A two-digit LED display housed under the metal grille clearly indicates which source you’re currently using and also reflects any changes in volume or audio mode. If there’s one downside to the Stage V2’s design, it’s that the glossy plastic panel along the top is quick to pick up dust.

Two mounting brackets are located on the rear of the bar but screws aren’t provided so that’s another expense to bear in mind if you’re planning to attach it to the wall.

Although you’re primarily going to be controlling the Stage V2 using the included remote, the bar does have limited controls on its right end panel. There, you’ll find power and Bluetooth pairing buttons along with volume controls, which are useful if you’re using the Stage V2 as a desktop soundbar, but they don’t give you access to its full suite of options.

The remote is more comprehensive and sensibly laid out, too. Three source buttons let you quickly switch between TV ARC/USB, optical/AUX and Bluetooth, while volume and playback controls are handled via a dial in the centre of the remote. Additionally, the remote enables you to adjust bass and treble levels, which range from -5 to +5, and engage the soundbar’s two new audio modes, Dialog and Surround.

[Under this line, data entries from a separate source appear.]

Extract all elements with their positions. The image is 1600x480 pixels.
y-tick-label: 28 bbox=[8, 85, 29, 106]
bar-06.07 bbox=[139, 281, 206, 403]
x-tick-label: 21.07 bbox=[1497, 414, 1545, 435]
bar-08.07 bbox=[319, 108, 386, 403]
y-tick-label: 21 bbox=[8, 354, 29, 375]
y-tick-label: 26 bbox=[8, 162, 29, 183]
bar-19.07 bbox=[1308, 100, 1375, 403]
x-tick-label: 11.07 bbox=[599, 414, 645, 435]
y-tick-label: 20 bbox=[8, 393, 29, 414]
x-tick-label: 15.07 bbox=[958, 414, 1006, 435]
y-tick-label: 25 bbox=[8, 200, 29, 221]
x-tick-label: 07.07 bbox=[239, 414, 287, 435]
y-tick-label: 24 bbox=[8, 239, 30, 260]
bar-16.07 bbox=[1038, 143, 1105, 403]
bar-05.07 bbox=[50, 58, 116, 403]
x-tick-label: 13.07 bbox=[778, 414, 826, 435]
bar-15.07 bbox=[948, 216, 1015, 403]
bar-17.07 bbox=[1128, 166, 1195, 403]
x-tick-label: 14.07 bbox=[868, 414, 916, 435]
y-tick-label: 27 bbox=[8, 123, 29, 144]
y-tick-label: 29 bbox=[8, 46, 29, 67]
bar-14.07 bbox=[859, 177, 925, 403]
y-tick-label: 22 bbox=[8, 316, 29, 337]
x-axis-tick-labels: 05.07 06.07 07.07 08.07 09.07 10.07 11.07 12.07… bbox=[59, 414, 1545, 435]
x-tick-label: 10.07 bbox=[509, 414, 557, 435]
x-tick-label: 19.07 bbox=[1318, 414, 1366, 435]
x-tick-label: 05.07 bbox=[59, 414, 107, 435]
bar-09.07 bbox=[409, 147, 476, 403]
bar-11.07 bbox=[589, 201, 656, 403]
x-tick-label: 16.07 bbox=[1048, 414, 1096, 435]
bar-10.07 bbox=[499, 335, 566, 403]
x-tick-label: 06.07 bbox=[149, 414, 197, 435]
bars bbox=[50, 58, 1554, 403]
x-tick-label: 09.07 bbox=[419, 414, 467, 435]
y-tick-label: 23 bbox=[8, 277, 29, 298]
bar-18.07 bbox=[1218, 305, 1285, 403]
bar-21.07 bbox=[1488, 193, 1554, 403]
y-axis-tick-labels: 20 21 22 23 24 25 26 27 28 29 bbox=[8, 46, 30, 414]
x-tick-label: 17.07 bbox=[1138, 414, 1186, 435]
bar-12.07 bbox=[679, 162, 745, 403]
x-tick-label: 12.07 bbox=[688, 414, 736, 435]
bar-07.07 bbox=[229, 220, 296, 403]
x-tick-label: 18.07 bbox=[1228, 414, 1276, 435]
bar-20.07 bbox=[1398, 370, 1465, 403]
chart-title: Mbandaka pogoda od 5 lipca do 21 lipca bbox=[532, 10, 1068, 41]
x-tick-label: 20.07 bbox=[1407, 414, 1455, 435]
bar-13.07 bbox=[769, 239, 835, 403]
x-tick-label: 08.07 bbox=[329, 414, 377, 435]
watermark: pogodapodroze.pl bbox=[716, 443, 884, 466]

Creative Stage V2 review: How does it sound?

The Creative Stage V2 has a frequency range of 55Hz to 20kHz and is capable of generating 80W RMS (160W peak) via two 2.5in mid-range drivers in the soundbar and a 5.25in long-throw driver in the subwoofer.

That’s plenty for modestly sized living rooms, and sound quality is impressive given how affordable the Stage V2 is.

When using the default sound mode, the soundstage is reasonably wide and there’s real clarity to mid-range frequencies. The discrete subwoofer delivers low-end material with ample impact but it’s controlled, too, with bass that’s both deep and rich and stays clear of muddying the mid-range.

The first of the Stage V2’s two additional audio modes – Dialog – enhances the coherence of voices and speech, amplifying them in the audio mix to ensure you don’t miss a word. I didn’t feel the need to use the mode all that often as most onscreen dialogue was clear enough without it. However, I found it worked well, lifting dialogue effectively without hampering the overall sound quality.

The other new mode, Surround, seeks to create a virtual surround-sound effect, despite the lack of discrete rear and side speakers. The effect isn’t pronounced enough to recreate the enveloping audio experience you’d get from a 5.1 setup and isn’t as immersive as the DTS Virtual:X technology utilised by the Denon DHT-S216.

It’s not entirely without merit, however. The V2’s soundstage is wider when the mode is engaged and positional audio cues are slightly better articulated. Indeed, it became my go-to setting when watching action-heavy movies and TV shows. Does it create a truly immersive home cinema experience? No, but it’s certainly a welcome inclusion in a soundbar costing a fraction of the price of a true surround-sound multi-speaker setup.

Creative Stage V2 review: Should you buy it?

There are few, if any, better-value soundbars than the Creative Stage V2. Audio quality is very good for the price, the new sound modes both work well and you’re spoilt for choice when it comes to connection options.

The bar is compact enough to complement most TV setups, and although you’ll have to find space for the subwoofer, its benefits are clearly felt in the Stage V2’s punchy bass.

In short, if you only have £100 to spend on a soundbar, you should absolutely buy this soundbar. You simply can’t go wrong with the Creative Stage V2.